R.C.: Wszystko jest pod kontrolą sanepidu. Igły są jednorazowe. Mamy też specjalne kosze na śmieci, w których przechowujemy wszelkie nieczystości. Podobnie jak w przychodni czy szpitalu. Ponadto raz w roku przechodzę wszelkie badania.
 
 
Czy Ruda Ślaska jest dobrym miastem dla studia tatuażu?
R.C.: Myślę, że dobrym. Prowadzę swoją działalność już od trzynastu lat i nie jest źle. Wiadomo, miliardów na tym nie zarabiam, ale pozwala mi to na normalne funkcjonowanie. 
 
 
Czy możesz dokonać oceny rynku, na którym funkcjonujesz?

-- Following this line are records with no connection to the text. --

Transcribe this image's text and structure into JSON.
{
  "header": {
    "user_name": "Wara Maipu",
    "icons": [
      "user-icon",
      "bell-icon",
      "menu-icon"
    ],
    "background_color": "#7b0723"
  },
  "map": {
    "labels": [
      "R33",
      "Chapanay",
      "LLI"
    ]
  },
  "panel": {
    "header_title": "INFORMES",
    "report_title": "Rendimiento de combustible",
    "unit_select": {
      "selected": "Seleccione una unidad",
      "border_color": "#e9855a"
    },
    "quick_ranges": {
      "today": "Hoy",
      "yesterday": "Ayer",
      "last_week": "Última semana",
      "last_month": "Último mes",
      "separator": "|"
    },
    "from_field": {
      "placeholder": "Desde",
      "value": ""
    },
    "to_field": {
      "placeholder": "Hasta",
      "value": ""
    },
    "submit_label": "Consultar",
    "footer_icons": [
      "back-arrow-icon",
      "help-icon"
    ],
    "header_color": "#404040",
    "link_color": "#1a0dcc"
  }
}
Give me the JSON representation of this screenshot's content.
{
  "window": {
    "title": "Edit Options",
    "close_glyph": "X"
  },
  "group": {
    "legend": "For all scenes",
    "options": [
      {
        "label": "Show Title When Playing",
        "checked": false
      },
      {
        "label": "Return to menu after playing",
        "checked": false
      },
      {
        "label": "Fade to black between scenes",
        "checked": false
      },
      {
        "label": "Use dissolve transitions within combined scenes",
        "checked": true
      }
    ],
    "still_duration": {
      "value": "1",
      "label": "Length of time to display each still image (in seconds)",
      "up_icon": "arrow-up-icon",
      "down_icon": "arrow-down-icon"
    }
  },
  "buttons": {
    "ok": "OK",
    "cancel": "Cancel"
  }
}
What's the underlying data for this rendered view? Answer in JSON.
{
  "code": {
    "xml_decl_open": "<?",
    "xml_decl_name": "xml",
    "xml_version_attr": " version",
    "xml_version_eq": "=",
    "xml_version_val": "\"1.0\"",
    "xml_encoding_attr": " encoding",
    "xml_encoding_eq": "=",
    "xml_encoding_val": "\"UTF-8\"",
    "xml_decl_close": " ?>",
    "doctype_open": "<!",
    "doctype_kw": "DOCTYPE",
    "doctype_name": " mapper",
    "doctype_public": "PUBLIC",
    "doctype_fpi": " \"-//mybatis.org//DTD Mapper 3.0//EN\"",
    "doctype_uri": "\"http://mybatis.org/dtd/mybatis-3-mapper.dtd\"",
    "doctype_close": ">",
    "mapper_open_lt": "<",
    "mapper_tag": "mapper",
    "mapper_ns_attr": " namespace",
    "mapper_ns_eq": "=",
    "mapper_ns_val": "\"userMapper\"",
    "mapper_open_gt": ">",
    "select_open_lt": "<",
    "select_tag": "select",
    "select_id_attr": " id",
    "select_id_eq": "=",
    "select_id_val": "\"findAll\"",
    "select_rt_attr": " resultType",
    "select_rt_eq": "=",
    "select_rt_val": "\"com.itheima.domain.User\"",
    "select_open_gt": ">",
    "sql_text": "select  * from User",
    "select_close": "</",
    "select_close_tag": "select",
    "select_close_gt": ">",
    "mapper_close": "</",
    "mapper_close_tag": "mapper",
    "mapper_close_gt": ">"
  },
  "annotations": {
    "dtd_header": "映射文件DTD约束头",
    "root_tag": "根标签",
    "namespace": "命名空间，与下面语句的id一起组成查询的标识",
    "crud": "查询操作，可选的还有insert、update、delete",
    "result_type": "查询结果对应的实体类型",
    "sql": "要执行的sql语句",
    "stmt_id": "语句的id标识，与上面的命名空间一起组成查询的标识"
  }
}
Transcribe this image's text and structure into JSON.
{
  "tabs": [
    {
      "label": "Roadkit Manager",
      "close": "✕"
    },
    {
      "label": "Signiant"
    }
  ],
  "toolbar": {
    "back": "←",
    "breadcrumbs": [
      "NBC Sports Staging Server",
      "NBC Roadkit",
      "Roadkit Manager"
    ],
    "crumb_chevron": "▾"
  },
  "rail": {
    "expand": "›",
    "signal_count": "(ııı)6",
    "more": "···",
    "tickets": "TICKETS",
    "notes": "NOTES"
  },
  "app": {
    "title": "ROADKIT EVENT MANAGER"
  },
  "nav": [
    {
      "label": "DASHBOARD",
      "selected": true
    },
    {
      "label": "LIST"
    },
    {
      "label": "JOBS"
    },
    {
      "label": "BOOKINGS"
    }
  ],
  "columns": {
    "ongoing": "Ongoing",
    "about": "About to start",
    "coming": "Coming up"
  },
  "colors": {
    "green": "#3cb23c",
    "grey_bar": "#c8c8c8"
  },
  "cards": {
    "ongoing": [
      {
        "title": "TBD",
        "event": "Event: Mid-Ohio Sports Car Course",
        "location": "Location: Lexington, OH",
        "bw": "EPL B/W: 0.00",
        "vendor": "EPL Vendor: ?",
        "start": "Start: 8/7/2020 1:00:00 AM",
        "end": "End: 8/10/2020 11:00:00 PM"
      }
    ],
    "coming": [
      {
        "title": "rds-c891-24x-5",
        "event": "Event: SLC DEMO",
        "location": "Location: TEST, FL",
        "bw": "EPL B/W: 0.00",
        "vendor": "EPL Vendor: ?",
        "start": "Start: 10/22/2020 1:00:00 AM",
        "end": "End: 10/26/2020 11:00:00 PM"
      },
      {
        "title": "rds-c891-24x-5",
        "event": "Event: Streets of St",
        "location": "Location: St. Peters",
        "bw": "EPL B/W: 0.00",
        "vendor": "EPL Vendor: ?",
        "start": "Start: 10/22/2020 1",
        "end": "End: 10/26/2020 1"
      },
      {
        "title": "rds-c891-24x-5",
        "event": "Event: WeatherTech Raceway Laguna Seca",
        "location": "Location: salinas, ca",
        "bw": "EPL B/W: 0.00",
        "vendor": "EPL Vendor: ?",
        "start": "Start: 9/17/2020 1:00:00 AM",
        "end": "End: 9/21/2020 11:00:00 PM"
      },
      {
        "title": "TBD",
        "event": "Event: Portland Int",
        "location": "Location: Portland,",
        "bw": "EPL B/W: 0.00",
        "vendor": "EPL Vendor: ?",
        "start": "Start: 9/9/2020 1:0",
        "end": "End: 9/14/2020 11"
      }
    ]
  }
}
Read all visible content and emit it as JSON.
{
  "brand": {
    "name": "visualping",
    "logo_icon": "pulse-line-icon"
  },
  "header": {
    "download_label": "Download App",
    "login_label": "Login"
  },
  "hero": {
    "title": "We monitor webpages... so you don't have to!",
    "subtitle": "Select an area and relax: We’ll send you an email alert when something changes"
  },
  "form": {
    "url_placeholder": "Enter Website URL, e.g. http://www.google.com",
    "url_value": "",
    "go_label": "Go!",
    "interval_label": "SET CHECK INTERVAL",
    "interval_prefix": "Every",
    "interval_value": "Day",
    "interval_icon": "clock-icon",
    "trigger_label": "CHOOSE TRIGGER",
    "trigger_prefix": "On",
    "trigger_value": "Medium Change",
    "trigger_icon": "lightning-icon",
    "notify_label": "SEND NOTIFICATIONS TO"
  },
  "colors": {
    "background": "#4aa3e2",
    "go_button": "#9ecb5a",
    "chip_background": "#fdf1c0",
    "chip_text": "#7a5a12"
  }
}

R.C.: W tym roku zauważyłem istny boom na tatuaże. Muszę powiedzieć, że obecna ilość zainteresowanych jest podobna do tej, którą miałem na początku swojej działalności. Obecnie tatuaż zawitał na salonach, i dzięki temu, coraz większa ilość osób jest nim zainteresowana. 
 
 
Czy gdybyś miał otwierać swoje studio raz jeszcze, zrobiłbyś taki krok?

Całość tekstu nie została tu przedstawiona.